Ma lo perdoneremo se inserirà alla fine del post qualche mia bella foto.

  • CASA HOWARD (1992) – Margaret Schlegel è intelligente e capace di compassione; Ruth Wilcox (Vanessa Redgrave) prima di morire le lascia un bel cottage; “Neanche per sogno!” i ricchi (e un po’ stronzi) Wilcox bruciano il testamento; dopo molti fattacci (compreso un omicidio) tutto troverà un nuovo equilibrio. Premio Oscar per Emma Thompson
  • MOLTO RUMORE PER NULLA (1993) – Beatrice irride sarcasticamente l’amore e soprattutto ce l’ha con Benedetto (Kenneth Branagh) che ricambia cordialmente; si sa come vanno a finire questi duelli… L’azione (secondo messer Shakespeare) si svolge a Messina, ma il film l’hanno girato a Greve in Chianti.

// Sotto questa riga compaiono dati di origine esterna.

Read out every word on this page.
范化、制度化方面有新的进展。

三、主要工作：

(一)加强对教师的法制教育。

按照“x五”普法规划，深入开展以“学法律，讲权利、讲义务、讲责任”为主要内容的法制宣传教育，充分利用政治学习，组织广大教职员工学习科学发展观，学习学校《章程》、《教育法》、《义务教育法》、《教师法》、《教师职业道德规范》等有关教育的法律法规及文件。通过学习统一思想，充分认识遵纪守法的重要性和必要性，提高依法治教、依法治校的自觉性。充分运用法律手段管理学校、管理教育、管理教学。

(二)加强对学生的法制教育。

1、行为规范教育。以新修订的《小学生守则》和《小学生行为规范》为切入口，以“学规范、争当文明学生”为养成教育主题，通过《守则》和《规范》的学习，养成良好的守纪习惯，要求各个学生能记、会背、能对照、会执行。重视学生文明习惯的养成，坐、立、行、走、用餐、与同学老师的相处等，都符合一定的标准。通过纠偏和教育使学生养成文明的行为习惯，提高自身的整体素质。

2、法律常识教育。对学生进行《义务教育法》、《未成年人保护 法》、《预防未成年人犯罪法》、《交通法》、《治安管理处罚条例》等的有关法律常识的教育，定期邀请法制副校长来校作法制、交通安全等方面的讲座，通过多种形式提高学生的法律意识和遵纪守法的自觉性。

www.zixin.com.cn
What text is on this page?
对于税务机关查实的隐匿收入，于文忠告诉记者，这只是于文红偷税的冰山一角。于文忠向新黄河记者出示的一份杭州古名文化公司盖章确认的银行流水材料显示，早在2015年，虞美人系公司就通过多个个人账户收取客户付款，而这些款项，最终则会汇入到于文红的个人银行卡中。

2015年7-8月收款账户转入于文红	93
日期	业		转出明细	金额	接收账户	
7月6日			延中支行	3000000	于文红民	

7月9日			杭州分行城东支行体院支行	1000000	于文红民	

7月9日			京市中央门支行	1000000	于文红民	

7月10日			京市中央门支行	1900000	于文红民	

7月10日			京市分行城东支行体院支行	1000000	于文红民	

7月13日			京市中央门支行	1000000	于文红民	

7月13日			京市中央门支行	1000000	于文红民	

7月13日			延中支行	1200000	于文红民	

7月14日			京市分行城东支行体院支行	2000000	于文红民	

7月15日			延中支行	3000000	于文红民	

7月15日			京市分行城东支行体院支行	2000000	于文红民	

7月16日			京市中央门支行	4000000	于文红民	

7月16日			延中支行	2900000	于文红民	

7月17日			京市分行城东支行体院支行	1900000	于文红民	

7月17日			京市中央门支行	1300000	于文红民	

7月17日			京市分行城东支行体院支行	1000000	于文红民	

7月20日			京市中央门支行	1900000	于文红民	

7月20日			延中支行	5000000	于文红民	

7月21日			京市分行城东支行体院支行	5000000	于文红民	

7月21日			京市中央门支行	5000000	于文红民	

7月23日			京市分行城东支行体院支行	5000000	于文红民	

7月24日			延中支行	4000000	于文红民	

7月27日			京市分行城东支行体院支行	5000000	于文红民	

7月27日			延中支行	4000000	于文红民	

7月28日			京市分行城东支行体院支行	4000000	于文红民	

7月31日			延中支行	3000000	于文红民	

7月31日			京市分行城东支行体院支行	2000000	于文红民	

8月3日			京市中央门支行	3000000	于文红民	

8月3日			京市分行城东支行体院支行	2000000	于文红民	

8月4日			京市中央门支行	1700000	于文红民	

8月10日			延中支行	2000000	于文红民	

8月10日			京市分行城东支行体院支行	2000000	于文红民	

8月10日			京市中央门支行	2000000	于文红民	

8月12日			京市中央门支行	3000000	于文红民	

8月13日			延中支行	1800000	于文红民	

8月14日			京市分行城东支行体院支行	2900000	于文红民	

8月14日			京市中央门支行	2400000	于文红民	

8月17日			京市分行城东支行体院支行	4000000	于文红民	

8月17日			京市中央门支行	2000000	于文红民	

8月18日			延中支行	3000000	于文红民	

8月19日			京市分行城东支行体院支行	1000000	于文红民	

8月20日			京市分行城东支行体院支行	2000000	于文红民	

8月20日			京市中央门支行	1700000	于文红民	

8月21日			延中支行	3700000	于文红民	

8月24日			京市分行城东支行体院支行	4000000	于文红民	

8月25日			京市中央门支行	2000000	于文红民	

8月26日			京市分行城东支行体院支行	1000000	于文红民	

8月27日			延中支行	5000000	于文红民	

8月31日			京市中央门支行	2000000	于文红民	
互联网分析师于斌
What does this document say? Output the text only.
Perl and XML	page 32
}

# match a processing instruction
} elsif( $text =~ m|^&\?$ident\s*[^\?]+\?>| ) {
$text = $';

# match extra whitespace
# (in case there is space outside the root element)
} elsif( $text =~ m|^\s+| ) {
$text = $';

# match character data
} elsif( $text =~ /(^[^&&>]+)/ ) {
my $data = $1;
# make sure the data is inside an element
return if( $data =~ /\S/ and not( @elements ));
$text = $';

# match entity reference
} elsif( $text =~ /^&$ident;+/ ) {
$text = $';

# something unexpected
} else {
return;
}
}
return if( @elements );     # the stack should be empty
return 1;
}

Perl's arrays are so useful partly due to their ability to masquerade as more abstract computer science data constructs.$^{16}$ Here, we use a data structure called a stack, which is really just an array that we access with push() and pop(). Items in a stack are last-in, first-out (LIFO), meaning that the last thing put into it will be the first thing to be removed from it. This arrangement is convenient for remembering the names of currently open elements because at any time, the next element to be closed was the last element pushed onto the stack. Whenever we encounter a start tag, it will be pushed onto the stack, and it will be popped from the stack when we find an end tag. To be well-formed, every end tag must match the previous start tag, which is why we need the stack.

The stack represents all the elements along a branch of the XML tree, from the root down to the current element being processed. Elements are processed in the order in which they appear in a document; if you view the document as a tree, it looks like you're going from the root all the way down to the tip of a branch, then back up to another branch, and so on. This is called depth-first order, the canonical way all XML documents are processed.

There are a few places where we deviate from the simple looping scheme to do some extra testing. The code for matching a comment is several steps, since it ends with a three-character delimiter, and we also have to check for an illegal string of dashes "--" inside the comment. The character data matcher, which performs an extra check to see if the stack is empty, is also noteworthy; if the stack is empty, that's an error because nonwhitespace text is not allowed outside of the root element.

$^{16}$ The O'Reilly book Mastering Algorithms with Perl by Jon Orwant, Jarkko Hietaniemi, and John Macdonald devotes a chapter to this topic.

  • QUEL CHE RESTA DEL GIORNO (1993) – United Kingdom, anni ’30. Un imperturbabile maggiordomo (A. Hopkins) è talmente ingessato nel suo ruolo da non capire che Miss Kenton prova qualcosa per lui. Quando lo capirà sarà troppo tardi. Sceeemo sceeemo sceeemo. Nomination all’Oscar
  • JUNIOR (1994) – La dottoressa Diana Reddin ha donato un ovulo per un esperimento. Quando viene a sapere che detto ovulo (debitamente fecondato) non è stato impiantato in un utero femminile, ma nell’addome di un collega (Arnold Schwarzenegger) prova un forte sentimento omicida (poi il sentimento cambierà…)
  • RAGIONE E SENTIMENTO (1995) – Elinor Dashwood si è presa una cotta per Edward (Hugh Grant); poi crede che lui sia fidanzato con un’altra e si fa britannicamente da parte (non si rubano i fidanzati, almeno allora non si rubavano…); alla fine scoppia in un pianto liberatorio: “Oh, Edward, my love!” Emma è nominata per l’Oscar come miglior attrice e vince l’Oscar per la miglior sceneggiatura.
  • HARRY POTTER E IL PRIGIONIERO DI AZKABAN (2004) – Sybilla Cooman (nell’originale, Sybill Trelawney, ma i doppiatori italiani hanno trovato divertente alludere alla Sibilla di Cuma) insegna a Hogwarts. Strapazza Hermione: “Sei giovane, ma la tua anima è arida come i libri a cui sei così disperatamente devota”
  • NANNY McPHEE – TATA MATILDA (2005) – La tata Matilda arriva misteriosamente (come Mary Poppins, di cui rappresenta la versione moderna) in un casin in una famiglia piena di problemi. Tutto finirà bene e (per un fenomeno su cui sta indagando Giacobbo) l’aspetto repellente di Matilda migliora man mano che quegli stronz angioletti chiamati Brown imparano a darle retta.
  • HARRY POTTER E L’ORDINE DELLA FENICE (2007) – Sybill dice di prevedere il futuro, ma non aveva previsto di essere licenziata in tronco dall’arcistronza Dolores Umbridge (Imelda Staunton); non le mancherà fortunatamente l’aiuto della collega Minerva McGranitt (Maggie Smith).
  • AN EDUCATION (2009) – La preside Mrs. Walters litiga furiosamente con l’alunna Jenny (Carey Mulligan): “Hai perso un anno per correre dietro a quel poco di buono di ebreo! E adesso vorresti reiscriverti qui? No, no e poi no!!!” Riuscirà Jenny ad arrivare all’università di Oxford? Lo saprete… o non lo saprete.
  • I LOVE RADIO ROCK (2009) – Perché Charlotte ha fatto imbarcare il figlio su Radio Rock, che trasmette musicamusicamusica galleggiando nel freddo mare del Nord? Qualcuno di quei dj è suo padre!
  • MEN IN BLACK 3 (2012) – Agente O ha funzioni direttive nel Quartiergenerale dei MIB (località Manhattan). Un ruolo simile a M (Judi Dench) a Londra. Ma la Thompson è più simpatica… e poi si scopre che ha una storia con l’Agente K (Tommy Lee Jones).